14. The machine of claim 8, wherein an XR system comprises the head-wearable apparatus.

15. A machine-storage medium, the machine-storage medium including instructions that, when executed by a machine, cause the machine to perform operations comprising:

providing an eXtended Reality (XR) user interface to a user;

capturing, using a set of tracking sensors, tracking data of at least one hand of a user;

capturing, using a set of pose sensors, a pose of a head-wearable apparatus providing the XR user interface to the user;

detecting a set of non-interaction indicators using the tracking data; and

modifying a virtual interaction capability of the XR user interface based on the set of non-interaction indicators.

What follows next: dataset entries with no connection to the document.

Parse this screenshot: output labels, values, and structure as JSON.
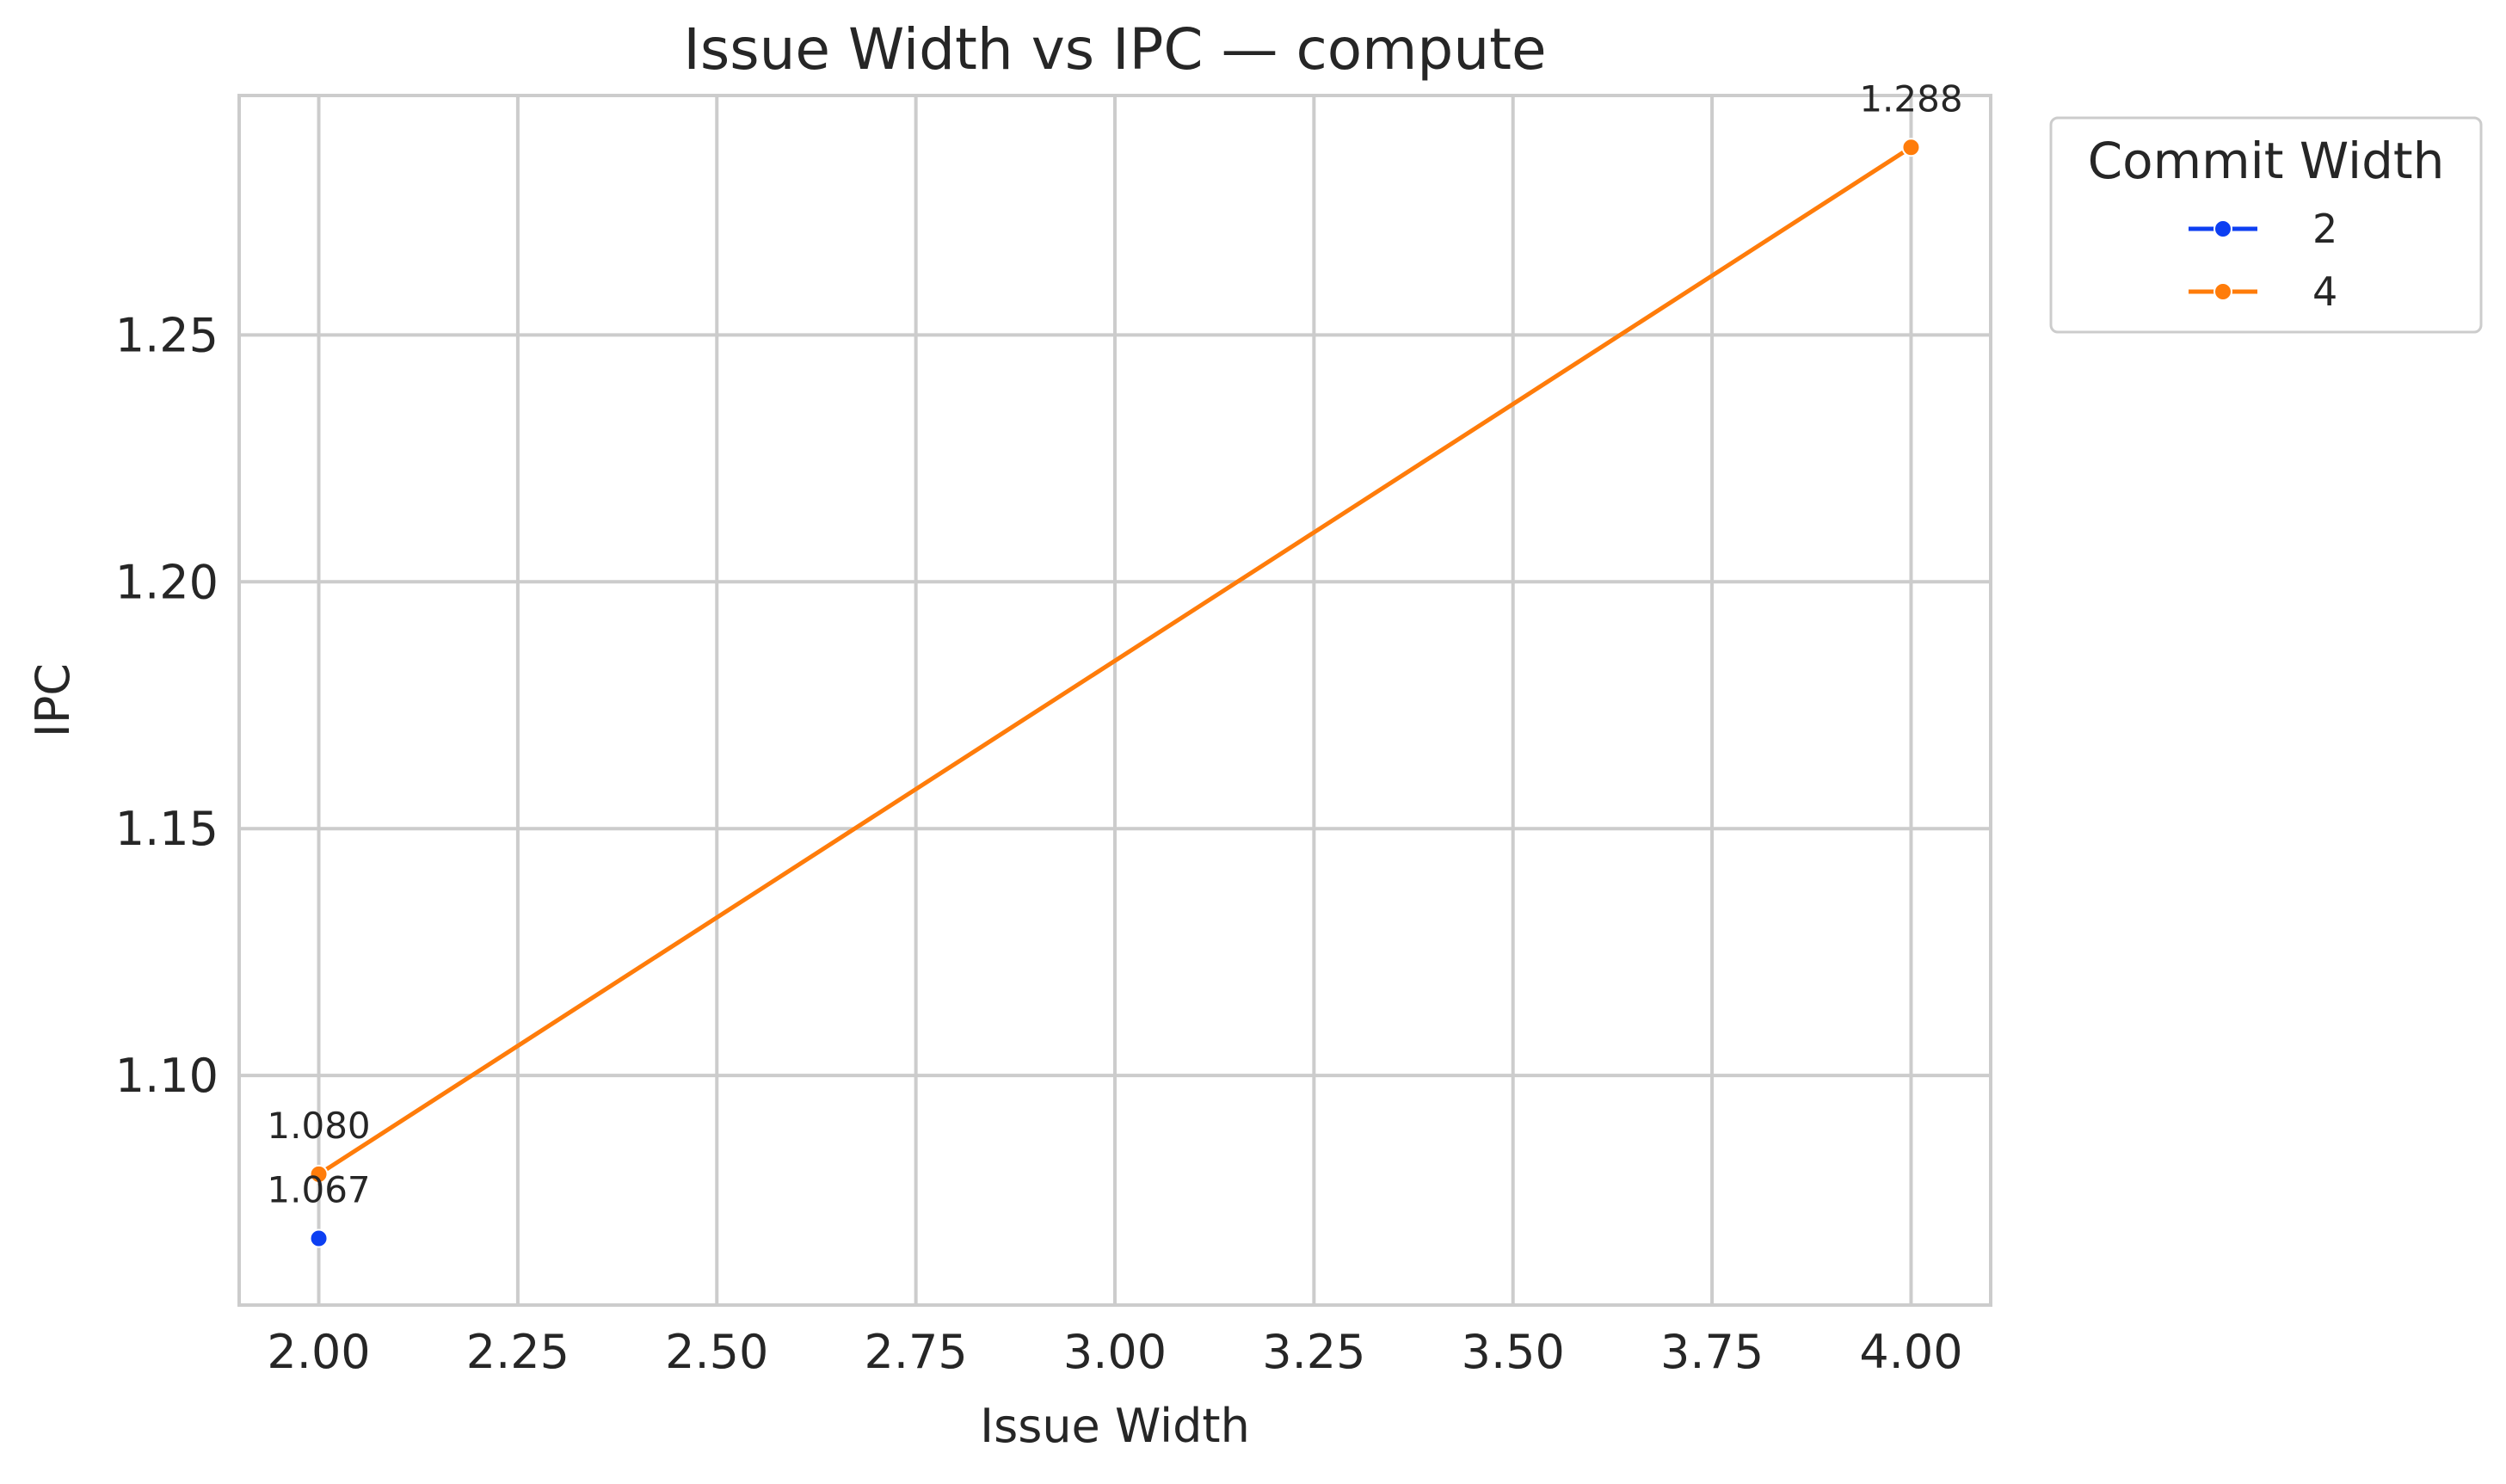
{
  "chart_data": {
    "type": "line",
    "title": "Issue Width vs IPC — compute",
    "xlabel": "Issue Width",
    "ylabel": "IPC",
    "xlim": [
      1.9,
      4.1
    ],
    "ylim": [
      1.0535,
      1.2985
    ],
    "xticks": [
      2.0,
      2.25,
      2.5,
      2.75,
      3.0,
      3.25,
      3.5,
      3.75,
      4.0
    ],
    "xtick_labels": [
      "2.00",
      "2.25",
      "2.50",
      "2.75",
      "3.00",
      "3.25",
      "3.50",
      "3.75",
      "4.00"
    ],
    "yticks": [
      1.1,
      1.15,
      1.2,
      1.25
    ],
    "ytick_labels": [
      "1.10",
      "1.15",
      "1.20",
      "1.25"
    ],
    "grid": true,
    "legend": {
      "title": "Commit Width",
      "placement": "outside-upper-right"
    },
    "series": [
      {
        "name": "2",
        "color": "#0d3ff2",
        "x": [
          2.0
        ],
        "y": [
          1.067
        ],
        "labels": [
          "1.067"
        ]
      },
      {
        "name": "4",
        "color": "#ff7c0a",
        "x": [
          2.0,
          4.0
        ],
        "y": [
          1.08,
          1.288
        ],
        "labels": [
          "1.080",
          "1.288"
        ]
      }
    ]
  }
}
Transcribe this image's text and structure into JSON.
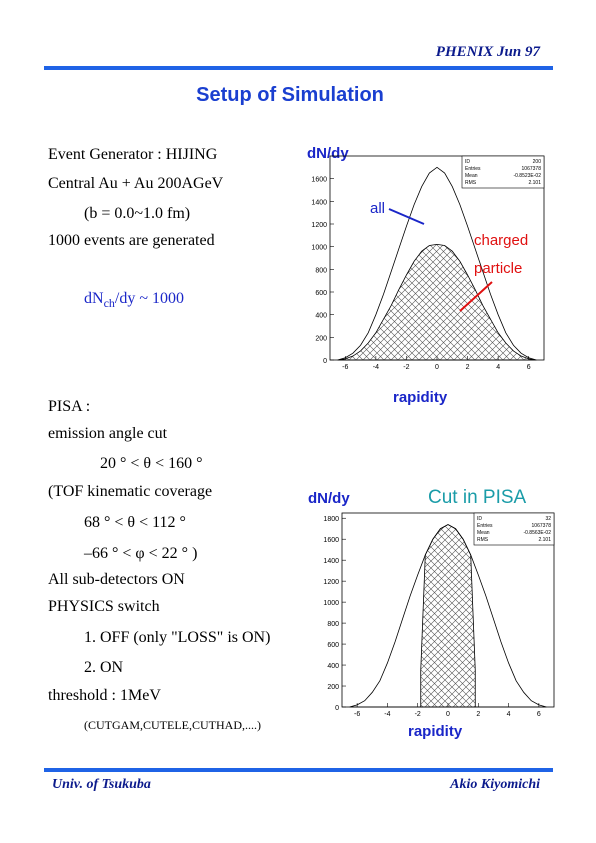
{
  "header": {
    "right": "PHENIX  Jun 97"
  },
  "title": "Setup of Simulation",
  "left_top": {
    "line1": "Event Generator : HIJING",
    "line2": "Central Au + Au 200AGeV",
    "line3": "(b = 0.0~1.0 fm)",
    "line4": "1000 events are generated",
    "dn_pre": "dN",
    "dn_sub": "ch",
    "dn_post": "/dy ~ 1000"
  },
  "left_bottom": {
    "l1": "PISA :",
    "l2": "emission angle cut",
    "l3": "20 ° < θ < 160 °",
    "l4": "(TOF kinematic coverage",
    "l5": "68 ° < θ < 112 °",
    "l6": "–66 ° < φ < 22 °  )",
    "l7": "All sub-detectors  ON",
    "l8": "PHYSICS switch",
    "l9": "1. OFF (only \"LOSS\" is ON)",
    "l10": "2. ON",
    "l11": "threshold : 1MeV",
    "l12": "(CUTGAM,CUTELE,CUTHAD,....)"
  },
  "annotations": {
    "all": "all",
    "charged": "charged",
    "particle": "particle",
    "cut_in_pisa": "Cut in PISA"
  },
  "footer": {
    "left": "Univ. of Tsukuba",
    "right": "Akio Kiyomichi"
  },
  "chart_data": [
    {
      "type": "area",
      "title": "dN/dy",
      "xlabel": "rapidity",
      "ylabel": "",
      "xlim": [
        -7,
        7
      ],
      "ylim": [
        0,
        1800
      ],
      "xticks": [
        -6,
        -4,
        -2,
        0,
        2,
        4,
        6
      ],
      "yticks": [
        0,
        200,
        400,
        600,
        800,
        1000,
        1200,
        1400,
        1600
      ],
      "grid": false,
      "stats_box": [
        [
          "ID",
          "200"
        ],
        [
          "Entries",
          "1067378"
        ],
        [
          "Mean",
          "-0.8523E-02"
        ],
        [
          "RMS",
          "2.101"
        ]
      ],
      "series": [
        {
          "name": "all",
          "x": [
            -6.5,
            -6,
            -5.5,
            -5,
            -4.5,
            -4,
            -3.5,
            -3,
            -2.5,
            -2,
            -1.5,
            -1,
            -0.5,
            0,
            0.5,
            1,
            1.5,
            2,
            2.5,
            3,
            3.5,
            4,
            4.5,
            5,
            5.5,
            6,
            6.5
          ],
          "values": [
            0,
            20,
            60,
            130,
            240,
            400,
            580,
            780,
            980,
            1180,
            1370,
            1530,
            1650,
            1700,
            1650,
            1530,
            1370,
            1180,
            980,
            780,
            580,
            400,
            240,
            130,
            60,
            20,
            0
          ],
          "color": "#000000"
        },
        {
          "name": "charged particle",
          "x": [
            -6.5,
            -6,
            -5.5,
            -5,
            -4.5,
            -4,
            -3.5,
            -3,
            -2.5,
            -2,
            -1.5,
            -1,
            -0.5,
            0,
            0.5,
            1,
            1.5,
            2,
            2.5,
            3,
            3.5,
            4,
            4.5,
            5,
            5.5,
            6,
            6.5
          ],
          "values": [
            0,
            10,
            35,
            80,
            150,
            240,
            360,
            480,
            620,
            750,
            870,
            960,
            1010,
            1020,
            1010,
            960,
            870,
            750,
            620,
            480,
            360,
            240,
            150,
            80,
            35,
            10,
            0
          ],
          "color": "#000000"
        }
      ]
    },
    {
      "type": "area",
      "title": "dN/dy",
      "xlabel": "rapidity",
      "ylabel": "",
      "xlim": [
        -7,
        7
      ],
      "ylim": [
        0,
        1850
      ],
      "xticks": [
        -6,
        -4,
        -2,
        0,
        2,
        4,
        6
      ],
      "yticks": [
        0,
        200,
        400,
        600,
        800,
        1000,
        1200,
        1400,
        1600,
        1800
      ],
      "grid": false,
      "stats_box": [
        [
          "ID",
          "32"
        ],
        [
          "Entries",
          "1067378"
        ],
        [
          "Mean",
          "-0.8563E-02"
        ],
        [
          "RMS",
          "2.101"
        ]
      ],
      "series": [
        {
          "name": "",
          "x": [
            -6.5,
            -6,
            -5.5,
            -5,
            -4.5,
            -4,
            -3.5,
            -3,
            -2.5,
            -2,
            -1.5,
            -1,
            -0.5,
            0,
            0.5,
            1,
            1.5,
            2,
            2.5,
            3,
            3.5,
            4,
            4.5,
            5,
            5.5,
            6,
            6.5
          ],
          "values": [
            0,
            20,
            60,
            140,
            250,
            420,
            620,
            840,
            1060,
            1260,
            1450,
            1600,
            1700,
            1740,
            1700,
            1600,
            1450,
            1260,
            1060,
            840,
            620,
            420,
            250,
            140,
            60,
            20,
            0
          ],
          "color": "#000000"
        },
        {
          "name": "",
          "x": [
            -1.8,
            -1.5,
            -1,
            -0.5,
            0,
            0.5,
            1,
            1.5,
            1.8
          ],
          "values": [
            350,
            1450,
            1600,
            1700,
            1740,
            1700,
            1600,
            1450,
            350
          ],
          "color": "#000000"
        }
      ]
    }
  ]
}
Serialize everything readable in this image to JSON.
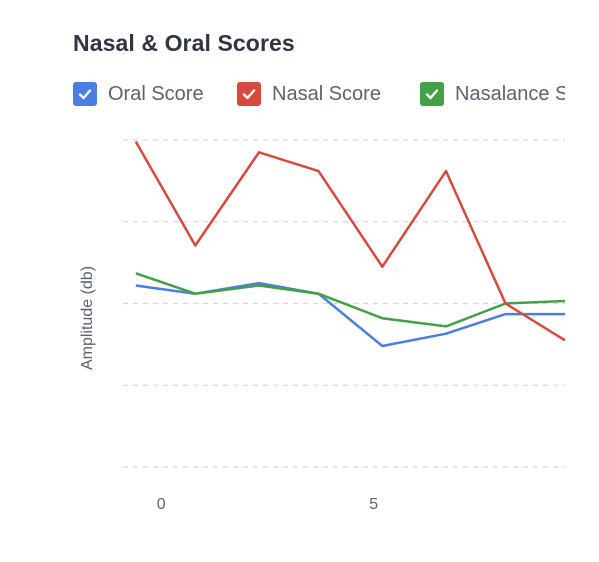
{
  "chart_data": {
    "type": "line",
    "title": "Nasal & Oral Scores",
    "ylabel": "Amplitude (db)",
    "xlabel": "",
    "x": [
      -0.6,
      0.8,
      2.3,
      3.7,
      5.2,
      6.7,
      8.1,
      9.5
    ],
    "x_ticks": [
      0,
      5
    ],
    "xlim": [
      -0.9,
      9.5
    ],
    "ylim": [
      0,
      4
    ],
    "y_gridlines": [
      0,
      1,
      2,
      3,
      4
    ],
    "grid": true,
    "legend": "top",
    "series": [
      {
        "name": "Oral Score",
        "color": "#4a7fe0",
        "values": [
          2.22,
          2.12,
          2.25,
          2.12,
          1.48,
          1.63,
          1.87,
          1.87
        ]
      },
      {
        "name": "Nasal Score",
        "color": "#d64a3b",
        "values": [
          3.98,
          2.71,
          3.85,
          3.62,
          2.45,
          3.62,
          2.0,
          1.55
        ]
      },
      {
        "name": "Nasalance Score",
        "color": "#43a047",
        "values": [
          2.37,
          2.12,
          2.22,
          2.12,
          1.82,
          1.72,
          2.0,
          2.03
        ]
      }
    ]
  }
}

16. The machine-storage medium of claim 15, wherein detecting non-interaction indicators comprises analyzing at least one of: a pose of the at least one hand of the user relative to a head-wearable apparatus displaying the XR user interface, a palm orientation of the at least one hand of the user relative to the head-wearable apparatus, hand motion characteristics of the at least one hand of the user, or a proximity of the at least one hand of the user with another hand of the user.

17. The machine-storage medium of claim 15, wherein modifying virtual interaction capability comprises selectively enabling a virtual cursor.

18. The machine-storage medium of claim 15, wherein detecting the non-interaction indicators comprises:

identifying, using the tracking data, a region of a real-world environment including the at least one hand of the user; and

analyzing the region of the real-world environment to detect a presence of a physical object that the user is interacting with.

19. The machine-storage medium of claim 15, wherein modifying the virtual interaction capability comprises:

determining a level of non-interaction using the set of non-interaction indicators;

transitioning from an enabled state of the virtual interaction capability to a disabled state of virtual interaction capability when the level of non-interaction meets or exceeds a first threshold value; and

transitioning from a disabled state to an enabled state when the level of non-interaction meets or falls below a second threshold value, the first threshold value lower than the second threshold value.

20. The machine-storage medium of claim 15, wherein an XR system comprises the head-wearable apparatus.